In just a couple of weeks, the local nonprofit organization Operation Food Search will be able to give low-income people some lettuce that is locally grown.
Really locally grown.
Like, they don’t even have to go outside of their own warehouse to pick it.
This month, the organization received a donation of two Flex Farms, which are miniature, self-contained hydroponic farms. It allows Operation Food Search to grow its own produce indoors — in this case, in its warehouse.
Because the mini-farms have a growing period of just 21 to 28 days, the organization can have a new crop every month or even less. The farms are most suitable for growing leafy green vegetables and herbs, and each one can produce up to 25 pounds of produce during each growing cycle.
Operation Food Search is a hunger-relief organization that distributes free food to nearly 200,000 people in 30 Missouri and Illinois counties each month through a network of food banks, charities and religious institutions.
Most of the fresh produce that it distributes is purchased from local farmers. But now, with the addition of these two mini-farms, organizers will be able to grow a small part of it themselves.
The two units ordinarily cost $5,000 apiece and were donated by UnitedHealthCare Community Plan of Missouri and by Fork Farms, the Wisconsin company that makes them.
“We’re excited that we’re the first organization to have them in the state of Missouri. There are 25 others in the United States and Canada. It is exciting to be on the cutting edge,” said Kristen Wild, the executive director of Operation Food Search.

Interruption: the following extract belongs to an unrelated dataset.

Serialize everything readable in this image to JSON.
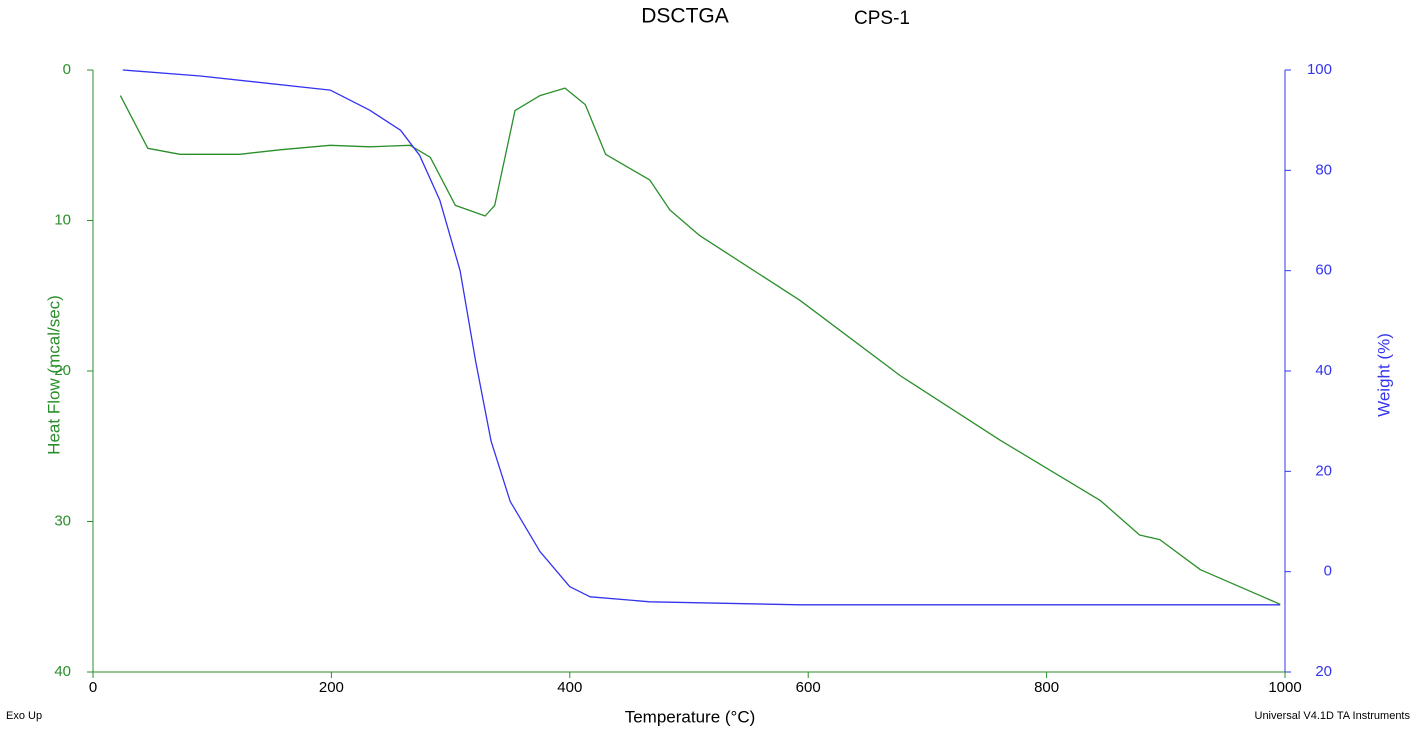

“It is wonderful to be contributing to sustainability. And it is exciting because they require zero pesticides.”
Each Flex Farm takes up about 10 square feet of floor space. They come in a tall, circular shape that opens up to reveal rows and rows of trays that are aligned vertically so that water can trickle down over them (“it sounds like a very gentle waterfall,” Wild said). In the center is a grow light, which provides all the energy the delicate plants need. And they only require about two hours of work each month.
“I don’t have sophisticated knowledge of how it works. I’m just glad that it works,” Wild said.
The produce that comes out of the farms will specifically go to the organization’s Fresh RX program, which provides weekly shares of food (and other services, such as cooking classes) to pregnant women and their families in an effort to reduce premature births, Wild said.
A registered dietitian and a community chef work together to develop seasonal menus for the participants in the Fresh RX program. The menus that they create will determine what crops are planted in the future.
The Fresh RX Food Systems Associate, Jade Umberger, is the primary person responsible for the new farms. She also spearheaded the effort a couple of years ago to grow produce in pots.
But those pots are all the way outdoors.